Second, although both taxes are national in scope because they are imposed by the same taxing authority
the national government under the Tax Code and operate within the same Philippine jurisdiction for the
CIR v. Bank of Commerce G.R. No. 149636 9 of 9
same purpose of raising revenues, the taxing periods they affect are different. The FWT is deducted and
withheld as soon as the income is earned, and is paid after every calendar quarter in which it is earned. On
the other hand, the GRT is neither deducted nor withheld, but is paid only after every taxable quarter in
which it is earned.
Third, these two taxes are of different kinds or characters. The FWT is an income tax subject to
withholding, while the GRT is a percentage tax not subject to withholding.
In short, there is no double taxation, because there is no taxing twice, by the same taxing authority, within the same
jurisdiction, for the same purpose, in different taxing periods, some of the property in the territory. Subjecting
interest income to a 20% FWT and including it in the computation of the 5% GRT is clearly not double taxation.

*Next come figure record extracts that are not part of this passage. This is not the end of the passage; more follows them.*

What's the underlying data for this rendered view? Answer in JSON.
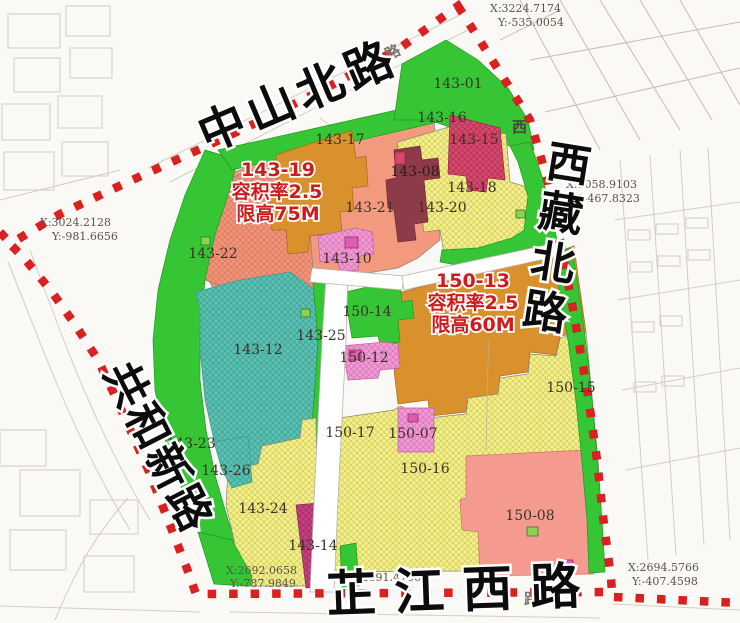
{
  "streets": [
    {
      "name": "中山北路"
    },
    {
      "name": "西藏北路"
    },
    {
      "name": "共和新路"
    },
    {
      "name": "芷江西路"
    }
  ],
  "annotations": [
    {
      "id": "143-19",
      "far": "容积率2.5",
      "height": "限高75M"
    },
    {
      "id": "150-13",
      "far": "容积率2.5",
      "height": "限高60M"
    }
  ],
  "coordinates": [
    {
      "x": "X:3224.7174",
      "y": "Y:-535.0054"
    },
    {
      "x": "X:3058.9103",
      "y": "Y:-467.8323"
    },
    {
      "x": "X:3024.2128",
      "y": "Y:-981.6656"
    },
    {
      "x": "X:2692.0658",
      "y": "Y:-787.9849"
    },
    {
      "x": "X:2691.4756",
      "y": ""
    },
    {
      "x": "X:2694.5766",
      "y": "Y:-407.4598"
    }
  ],
  "parcels": [
    {
      "id": "143-01"
    },
    {
      "id": "143-16"
    },
    {
      "id": "143-15"
    },
    {
      "id": "143-17"
    },
    {
      "id": "143-08"
    },
    {
      "id": "143-18"
    },
    {
      "id": "143-20"
    },
    {
      "id": "143-21"
    },
    {
      "id": "143-22"
    },
    {
      "id": "143-10"
    },
    {
      "id": "143-12"
    },
    {
      "id": "143-25"
    },
    {
      "id": "143-23"
    },
    {
      "id": "143-26"
    },
    {
      "id": "143-24"
    },
    {
      "id": "143-14"
    },
    {
      "id": "150-14"
    },
    {
      "id": "150-12"
    },
    {
      "id": "150-15"
    },
    {
      "id": "150-17"
    },
    {
      "id": "150-07"
    },
    {
      "id": "150-16"
    },
    {
      "id": "150-08"
    }
  ],
  "basemap_glyphs": [
    {
      "char": "路"
    },
    {
      "char": "西"
    },
    {
      "char": "路"
    }
  ],
  "colors": {
    "boundary_red": "#d92121",
    "green": "#35c535",
    "salmon": "#f2997e",
    "orange": "#d9912d",
    "teal": "#5cc0b1",
    "yellow": "#f2ef8f",
    "pink": "#ef9ad3",
    "crimson": "#d4496c",
    "maroon": "#8e3b49",
    "magenta": "#c3417f",
    "salmon_pink": "#f59a8e",
    "annotation_red": "#ce1c1c",
    "street_text": "#0c0c0c"
  }
}
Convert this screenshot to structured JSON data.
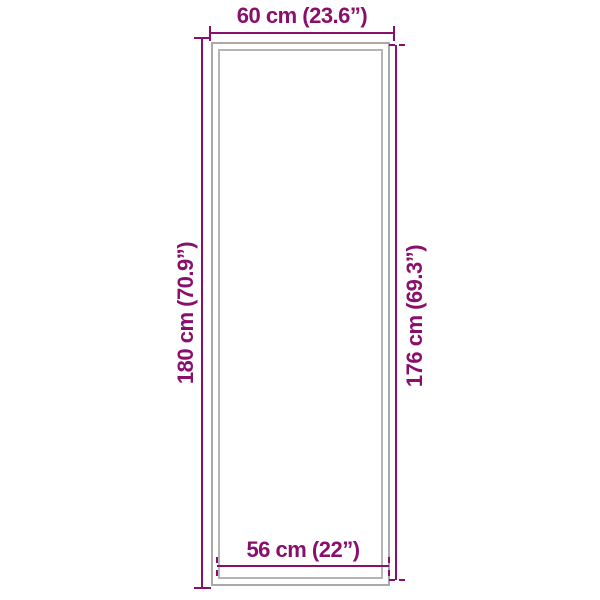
{
  "diagram": {
    "type": "product-dimension-diagram",
    "shape": "tall-rectangle-mat",
    "dimensions": {
      "top": {
        "label": "60 cm (23.6”)",
        "meaning": "outer width"
      },
      "left": {
        "label": "180 cm (70.9”)",
        "meaning": "outer height"
      },
      "right": {
        "label": "176 cm (69.3”)",
        "meaning": "inner height"
      },
      "bottom": {
        "label": "56 cm (22”)",
        "meaning": "inner width"
      }
    }
  },
  "colors": {
    "dimension_accent": "#8a0f6d",
    "mat_outer_border": "#a9a9a9",
    "mat_inner_border": "#b5b5b5",
    "background": "#ffffff"
  }
}
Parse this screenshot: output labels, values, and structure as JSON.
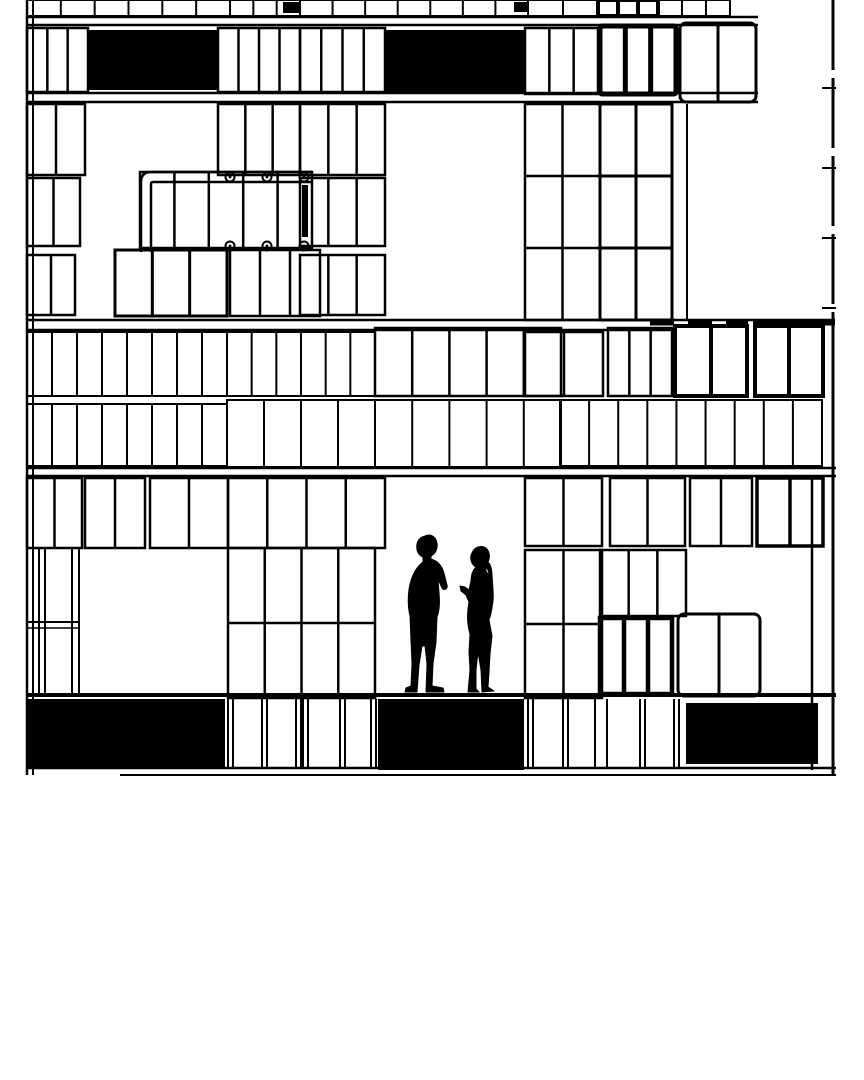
{
  "canvas": {
    "width": 864,
    "height": 1080,
    "paper_color": "#ffffff",
    "ink_color": "#000000"
  },
  "drawing": {
    "kind": "architectural-elevation",
    "black_panels": [
      [
        88,
        30,
        130,
        60
      ],
      [
        385,
        30,
        140,
        62
      ],
      [
        283,
        2,
        16,
        11
      ],
      [
        514,
        2,
        15,
        10
      ],
      [
        302,
        185,
        6,
        52
      ],
      [
        27,
        699,
        198,
        69
      ],
      [
        378,
        699,
        146,
        71
      ],
      [
        686,
        703,
        132,
        61
      ]
    ],
    "window_grids": [
      [
        27,
        0,
        203,
        16,
        6,
        1,
        2,
        0
      ],
      [
        230,
        0,
        70,
        16,
        3,
        1,
        2,
        0
      ],
      [
        300,
        0,
        228,
        16,
        7,
        1,
        2,
        0
      ],
      [
        528,
        0,
        70,
        16,
        2,
        1,
        2,
        0
      ],
      [
        598,
        0,
        60,
        16,
        3,
        1,
        4,
        0
      ],
      [
        658,
        0,
        72,
        16,
        3,
        1,
        2,
        0
      ],
      [
        27,
        28,
        61,
        64,
        3,
        1,
        2.5,
        0
      ],
      [
        218,
        28,
        82,
        64,
        4,
        1,
        2.5,
        0
      ],
      [
        300,
        28,
        85,
        64,
        4,
        1,
        2.5,
        0
      ],
      [
        525,
        28,
        73,
        66,
        3,
        1,
        2.5,
        0
      ],
      [
        600,
        26,
        76,
        68,
        3,
        1,
        5,
        2
      ],
      [
        680,
        23,
        76,
        79,
        2,
        1,
        3,
        6
      ],
      [
        525,
        104,
        75,
        216,
        2,
        3,
        2.5,
        0
      ],
      [
        600,
        104,
        72,
        216,
        2,
        3,
        3,
        0
      ],
      [
        27,
        104,
        58,
        71,
        2,
        1,
        2.5,
        0
      ],
      [
        218,
        104,
        82,
        71,
        3,
        1,
        2.5,
        0
      ],
      [
        300,
        104,
        85,
        71,
        3,
        1,
        2.5,
        0
      ],
      [
        27,
        178,
        53,
        68,
        2,
        1,
        2.5,
        0
      ],
      [
        140,
        172,
        172,
        76,
        5,
        1,
        2.5,
        0
      ],
      [
        300,
        178,
        85,
        68,
        3,
        1,
        2.5,
        0
      ],
      [
        27,
        255,
        48,
        60,
        2,
        1,
        2.5,
        0
      ],
      [
        115,
        250,
        112,
        66,
        3,
        1,
        3,
        0
      ],
      [
        230,
        250,
        90,
        66,
        3,
        1,
        2.5,
        0
      ],
      [
        300,
        255,
        85,
        60,
        3,
        1,
        2.5,
        0
      ],
      [
        27,
        332,
        200,
        64,
        8,
        1,
        2,
        0
      ],
      [
        227,
        332,
        148,
        64,
        6,
        1,
        2,
        0
      ],
      [
        375,
        328,
        186,
        68,
        5,
        1,
        2.5,
        0
      ],
      [
        525,
        332,
        78,
        64,
        2,
        1,
        2.5,
        0
      ],
      [
        608,
        328,
        64,
        68,
        3,
        1,
        2.5,
        0
      ],
      [
        675,
        326,
        72,
        70,
        2,
        1,
        4,
        0
      ],
      [
        755,
        326,
        68,
        70,
        2,
        1,
        4,
        0
      ],
      [
        27,
        404,
        200,
        62,
        8,
        1,
        2,
        0
      ],
      [
        227,
        400,
        148,
        67,
        4,
        1,
        2,
        0
      ],
      [
        375,
        400,
        186,
        67,
        5,
        1,
        2,
        0
      ],
      [
        560,
        400,
        262,
        66,
        9,
        1,
        2,
        0
      ],
      [
        27,
        478,
        55,
        70,
        2,
        1,
        2.5,
        0
      ],
      [
        85,
        478,
        60,
        70,
        2,
        1,
        2.5,
        0
      ],
      [
        150,
        478,
        78,
        70,
        2,
        1,
        2.5,
        0
      ],
      [
        228,
        478,
        157,
        70,
        4,
        1,
        2.5,
        0
      ],
      [
        525,
        478,
        77,
        68,
        2,
        1,
        2.5,
        0
      ],
      [
        610,
        478,
        75,
        68,
        2,
        1,
        2.5,
        0
      ],
      [
        690,
        478,
        62,
        68,
        2,
        1,
        2.5,
        0
      ],
      [
        757,
        478,
        66,
        68,
        2,
        1,
        3.5,
        0
      ],
      [
        228,
        548,
        147,
        150,
        4,
        2,
        2.5,
        0
      ],
      [
        525,
        550,
        77,
        148,
        2,
        2,
        2.5,
        0
      ],
      [
        600,
        550,
        86,
        66,
        3,
        1,
        2.5,
        0
      ],
      [
        600,
        618,
        72,
        76,
        3,
        1,
        4.5,
        0
      ],
      [
        678,
        614,
        82,
        82,
        2,
        1,
        3,
        6
      ]
    ],
    "hlines": [
      [
        27,
        17,
        758,
        2.5
      ],
      [
        27,
        25,
        758,
        2.5
      ],
      [
        27,
        93,
        758,
        2.5
      ],
      [
        27,
        102,
        758,
        2.5
      ],
      [
        27,
        320,
        835,
        2.5
      ],
      [
        27,
        330,
        672,
        2.5
      ],
      [
        753,
        323,
        835,
        5
      ],
      [
        27,
        468,
        836,
        2.5
      ],
      [
        27,
        476,
        836,
        2.5
      ],
      [
        27,
        622,
        80,
        2
      ],
      [
        27,
        628,
        80,
        1.5
      ],
      [
        27,
        695,
        836,
        4
      ],
      [
        27,
        768,
        836,
        2.5
      ],
      [
        120,
        775,
        836,
        2
      ],
      [
        822,
        88,
        836,
        2
      ],
      [
        822,
        168,
        836,
        2
      ],
      [
        822,
        238,
        836,
        2
      ],
      [
        822,
        308,
        836,
        2
      ]
    ],
    "vlines": [
      [
        27,
        0,
        775,
        2.5
      ],
      [
        33,
        0,
        775,
        2
      ],
      [
        39,
        548,
        697,
        2
      ],
      [
        45,
        548,
        697,
        2
      ],
      [
        72,
        548,
        697,
        2
      ],
      [
        79,
        548,
        697,
        2
      ],
      [
        687,
        104,
        320,
        2
      ],
      [
        812,
        478,
        770,
        2.5
      ],
      [
        833,
        312,
        775,
        3
      ],
      [
        228,
        699,
        768,
        2
      ],
      [
        233,
        699,
        768,
        2
      ],
      [
        262,
        699,
        768,
        2
      ],
      [
        267,
        699,
        768,
        2
      ],
      [
        296,
        699,
        768,
        2
      ],
      [
        301,
        699,
        768,
        2
      ],
      [
        303,
        699,
        768,
        2
      ],
      [
        308,
        699,
        768,
        2
      ],
      [
        340,
        699,
        768,
        2
      ],
      [
        345,
        699,
        768,
        2
      ],
      [
        371,
        699,
        768,
        2
      ],
      [
        376,
        699,
        768,
        2
      ],
      [
        528,
        699,
        768,
        2
      ],
      [
        533,
        699,
        768,
        2
      ],
      [
        563,
        699,
        768,
        2
      ],
      [
        568,
        699,
        768,
        2
      ],
      [
        595,
        699,
        768,
        2
      ],
      [
        607,
        699,
        768,
        2
      ],
      [
        640,
        699,
        768,
        2
      ],
      [
        645,
        699,
        768,
        2
      ],
      [
        674,
        699,
        768,
        2
      ],
      [
        679,
        699,
        768,
        2
      ]
    ],
    "dashed_hlines": [
      [
        650,
        323,
        748,
        5,
        "24 14"
      ]
    ],
    "dashed_vlines": [
      [
        833,
        0,
        312,
        3,
        "70 8"
      ]
    ],
    "screw_circles": [
      [
        230,
        177
      ],
      [
        267,
        177
      ],
      [
        304,
        177
      ],
      [
        230,
        246
      ],
      [
        267,
        246
      ],
      [
        304,
        246
      ]
    ],
    "pipe_paths": [
      "M141,252 L141,182 Q141,172 151,172 L312,172",
      "M151,252 L151,184 Q151,182 153,182 L312,182"
    ],
    "figures": [
      {
        "name": "man-silhouette",
        "head": [
          426,
          545,
          8.5
        ],
        "path": "M425,536 C431,533 436,537 437,543 C438,549 435,554 431,556 L431,559 C438,561 442,566 444,573 L447,585 C448,589 444,591 442,588 L438,579 L439,593 C440,603 439,612 437,617 L436,642 L433,664 L432,686 L443,688 L444,692 L426,692 L427,664 L425,646 L422,646 L419,665 L417,692 L405,692 L406,688 L411,686 L412,663 L411,641 L410,616 C408,608 408,597 409,589 C411,577 416,567 423,562 L423,557 C418,555 416,550 417,544 C418,539 421,537 425,536 Z"
      },
      {
        "name": "woman-silhouette",
        "head": [
          479,
          558,
          7.5
        ],
        "path": "M473,551 C476,546 483,545 487,549 C490,553 490,558 488,562 C491,565 492,570 492,575 L493,589 L490,589 L489,576 C489,572 488,569 486,567 L486,571 C492,579 494,591 493,601 C492,609 491,615 489,620 L492,636 L490,654 L489,672 L488,687 L494,691 L482,692 L481,670 L478,652 L476,670 L476,689 L479,692 L468,692 L470,670 L469,652 L470,634 C467,624 467,612 469,602 L466,595 L461,591 L460,586 L465,587 L469,590 L471,581 C471,575 473,570 476,567 C472,565 470,560 471,555 Z"
      }
    ]
  }
}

IN LIGHT OF THE FOREGOING, the petition is GRANTED. The decision of the Court of Appeals in CA-G.R.
SP No. 52706 and that of the Court of Tax Appeals in CTA Case No. 5415 are SET ASIDE and REVERSED. The
CTA is hereby ORDERED to DISMISS the petition of respondent Bank of Commerce. No costs.
SO ORDERED.
Austria-Martinez, (Acting Chairman), Tinga, and Chico-Nazario, JJ., concur.
Puno, (Chairman), on official leave.